I have Suse 10.1 and I have simply added in the yast2 firewall the custom rule to open all udp-ports between 1024 and 65535. To be more precise in the yast2 firewall menu chose the "allowed services" submenu and there you click on the "Advanced" button which opens an extra window and here I put in the udp box: 1024:65535 and in the tcp box 8080 (for the freeplayer if you are you using this on this PC).
However, my Suse 10.1 PC is also behind a NAT-router (another Linux-PC) and is therefore quite well protected such that opening all udp-ports is not really a problem.
A better and safer solution would be to open every port for the IP number 212.27.38.253 but in yast2 this is indeed not obvious.
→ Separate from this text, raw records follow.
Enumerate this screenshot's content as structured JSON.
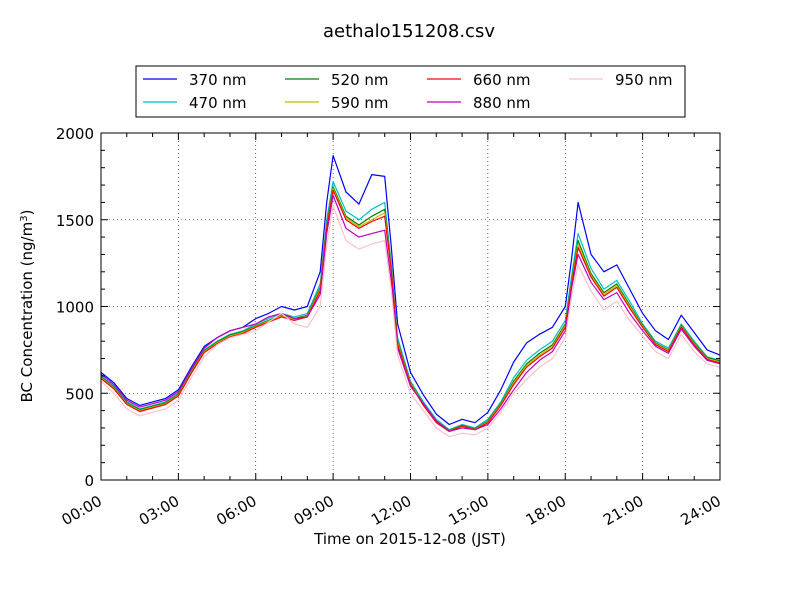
{
  "chart_data": {
    "type": "line",
    "title": "aethalo151208.csv",
    "xlabel": "Time on 2015-12-08 (JST)",
    "ylabel": "BC Concentration (ng/m",
    "ylabel_sup": "3",
    "ylabel_end": ")",
    "xlim": [
      0,
      24
    ],
    "ylim": [
      0,
      2000
    ],
    "grid": true,
    "legend_position": "top-center",
    "x_ticks": [
      {
        "value": 0,
        "label": "00:00"
      },
      {
        "value": 3,
        "label": "03:00"
      },
      {
        "value": 6,
        "label": "06:00"
      },
      {
        "value": 9,
        "label": "09:00"
      },
      {
        "value": 12,
        "label": "12:00"
      },
      {
        "value": 15,
        "label": "15:00"
      },
      {
        "value": 18,
        "label": "18:00"
      },
      {
        "value": 21,
        "label": "21:00"
      },
      {
        "value": 24,
        "label": "24:00"
      }
    ],
    "y_ticks": [
      {
        "value": 0,
        "label": "0"
      },
      {
        "value": 500,
        "label": "500"
      },
      {
        "value": 1000,
        "label": "1000"
      },
      {
        "value": 1500,
        "label": "1500"
      },
      {
        "value": 2000,
        "label": "2000"
      }
    ],
    "x": [
      0,
      0.5,
      1,
      1.5,
      2,
      2.5,
      3,
      3.5,
      4,
      4.5,
      5,
      5.5,
      6,
      6.5,
      7,
      7.5,
      8,
      8.5,
      8.75,
      9,
      9.5,
      10,
      10.5,
      11,
      11.25,
      11.5,
      12,
      12.5,
      13,
      13.5,
      14,
      14.5,
      15,
      15.5,
      16,
      16.5,
      17,
      17.5,
      18,
      18.25,
      18.5,
      19,
      19.5,
      20,
      20.5,
      21,
      21.5,
      22,
      22.5,
      23,
      23.5,
      24
    ],
    "series": [
      {
        "name": "370 nm",
        "color": "#0000ff",
        "values": [
          620,
          560,
          470,
          430,
          450,
          470,
          520,
          650,
          770,
          820,
          860,
          880,
          930,
          960,
          1000,
          980,
          1000,
          1200,
          1600,
          1870,
          1660,
          1590,
          1760,
          1750,
          1350,
          900,
          620,
          490,
          380,
          320,
          350,
          330,
          390,
          520,
          680,
          790,
          840,
          880,
          1000,
          1280,
          1600,
          1300,
          1200,
          1240,
          1100,
          960,
          860,
          810,
          950,
          850,
          750,
          720
        ]
      },
      {
        "name": "470 nm",
        "color": "#00bfbf",
        "values": [
          600,
          540,
          450,
          410,
          430,
          450,
          500,
          630,
          750,
          800,
          840,
          860,
          900,
          930,
          960,
          940,
          960,
          1130,
          1500,
          1720,
          1550,
          1500,
          1560,
          1600,
          1250,
          820,
          570,
          450,
          350,
          290,
          320,
          300,
          350,
          450,
          590,
          690,
          750,
          800,
          920,
          1180,
          1420,
          1220,
          1100,
          1150,
          1030,
          900,
          800,
          760,
          900,
          800,
          710,
          690
        ]
      },
      {
        "name": "520 nm",
        "color": "#008000",
        "values": [
          595,
          535,
          445,
          405,
          425,
          445,
          495,
          625,
          745,
          795,
          835,
          855,
          890,
          920,
          950,
          930,
          950,
          1110,
          1470,
          1690,
          1520,
          1470,
          1520,
          1560,
          1230,
          800,
          560,
          440,
          340,
          285,
          315,
          295,
          340,
          440,
          570,
          670,
          730,
          780,
          900,
          1150,
          1380,
          1190,
          1080,
          1130,
          1010,
          890,
          790,
          750,
          890,
          790,
          705,
          685
        ]
      },
      {
        "name": "590 nm",
        "color": "#bfbf00",
        "values": [
          590,
          530,
          440,
          400,
          420,
          440,
          490,
          620,
          740,
          790,
          830,
          850,
          885,
          915,
          945,
          925,
          945,
          1100,
          1460,
          1680,
          1510,
          1460,
          1500,
          1540,
          1220,
          790,
          555,
          435,
          335,
          282,
          312,
          292,
          335,
          435,
          560,
          660,
          720,
          770,
          890,
          1140,
          1360,
          1180,
          1070,
          1120,
          1000,
          885,
          785,
          745,
          885,
          785,
          700,
          680
        ]
      },
      {
        "name": "660 nm",
        "color": "#ff0000",
        "values": [
          585,
          525,
          435,
          395,
          415,
          435,
          485,
          615,
          735,
          785,
          825,
          845,
          880,
          910,
          940,
          920,
          940,
          1090,
          1450,
          1670,
          1500,
          1450,
          1490,
          1520,
          1210,
          780,
          550,
          430,
          330,
          280,
          310,
          290,
          330,
          430,
          550,
          650,
          710,
          760,
          880,
          1130,
          1340,
          1170,
          1060,
          1110,
          990,
          880,
          780,
          740,
          880,
          780,
          695,
          675
        ]
      },
      {
        "name": "880 nm",
        "color": "#bf00bf",
        "values": [
          610,
          550,
          460,
          420,
          440,
          460,
          510,
          640,
          760,
          820,
          860,
          880,
          900,
          940,
          960,
          930,
          940,
          1070,
          1420,
          1640,
          1450,
          1400,
          1420,
          1440,
          1150,
          760,
          540,
          440,
          340,
          280,
          300,
          290,
          320,
          410,
          520,
          620,
          690,
          740,
          860,
          1110,
          1300,
          1140,
          1040,
          1080,
          960,
          860,
          770,
          730,
          870,
          770,
          690,
          670
        ]
      },
      {
        "name": "950 nm",
        "color": "#ffc0cb",
        "values": [
          570,
          500,
          410,
          370,
          390,
          410,
          460,
          590,
          710,
          780,
          820,
          840,
          860,
          910,
          960,
          900,
          880,
          1000,
          1350,
          1580,
          1380,
          1330,
          1360,
          1380,
          1100,
          720,
          500,
          400,
          300,
          250,
          270,
          260,
          300,
          390,
          500,
          580,
          650,
          700,
          820,
          1060,
          1240,
          1090,
          980,
          1030,
          920,
          830,
          740,
          700,
          840,
          740,
          670,
          650
        ]
      }
    ]
  }
}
Maybe you can define this IP to be in the demilitarized zone or something like this or simply as dimstar suggested.
If you want to do it directly by iptables (and not yast2) this is quite easy with the rules:
Code: Select all
-I INPUT -s 212.27.38.253 -i eth0 -p udp -j ACCEPT
(this one for the TV on the PC) and:
Code: Select all
-I INPUT -s 212.27.38.253 -i eth0 -p tcp -m tcp --dport 8080 -j ACCEPT
(this one for the Freeplayer). Here I assume that eth0 is appropriate network device which can also be eth1, ... or something different if you have a wireless connection.
You can add these rules by hand as root simply by the command:
/usr/sbin/iptables ...
where "..." is one of the exact above rules. The only problem is that this is not very proper because it is actually yast2 that is responsible for the firewall (one would mix different tools for firewall configuration which may create conflicts and unpredictable behavior). However it will work, until the next reboot of the machine or the next call of yast2 with a firewall update (which will probably clean your own rules).
The very best solution would be to patch the kernel with the rtsp-conntrack module and to recompile it. Then the appropriate udp-port will be automatically opened (without any particular rule and simply by charging the rtsp-conntrack modules) but this is more important if you want to use your Linux PC as NAT-routeur that transmits the IP-TV of Free to another PC behind the router (without rtsp-conntrack thing becomes quite complicated with rtsp and NAT). If you are interested here are the rtsp-patches for the latest kernels:
http://mike.it-loops.com/rtsp/
If you use one of these patchs you will need to compile your own Linux kernel, something like 2.6.22.x or 2.6.23.x (Suse 10.1 is normally 2.6.16... but I would recommend to change to a newer version if you really want to compile your own kernel). I am actually using 2.6.22.6 with Suse 10.1 and without any important problem (the "Suse-Amor-module" no longer works with a stock-kernel but I don't care about that).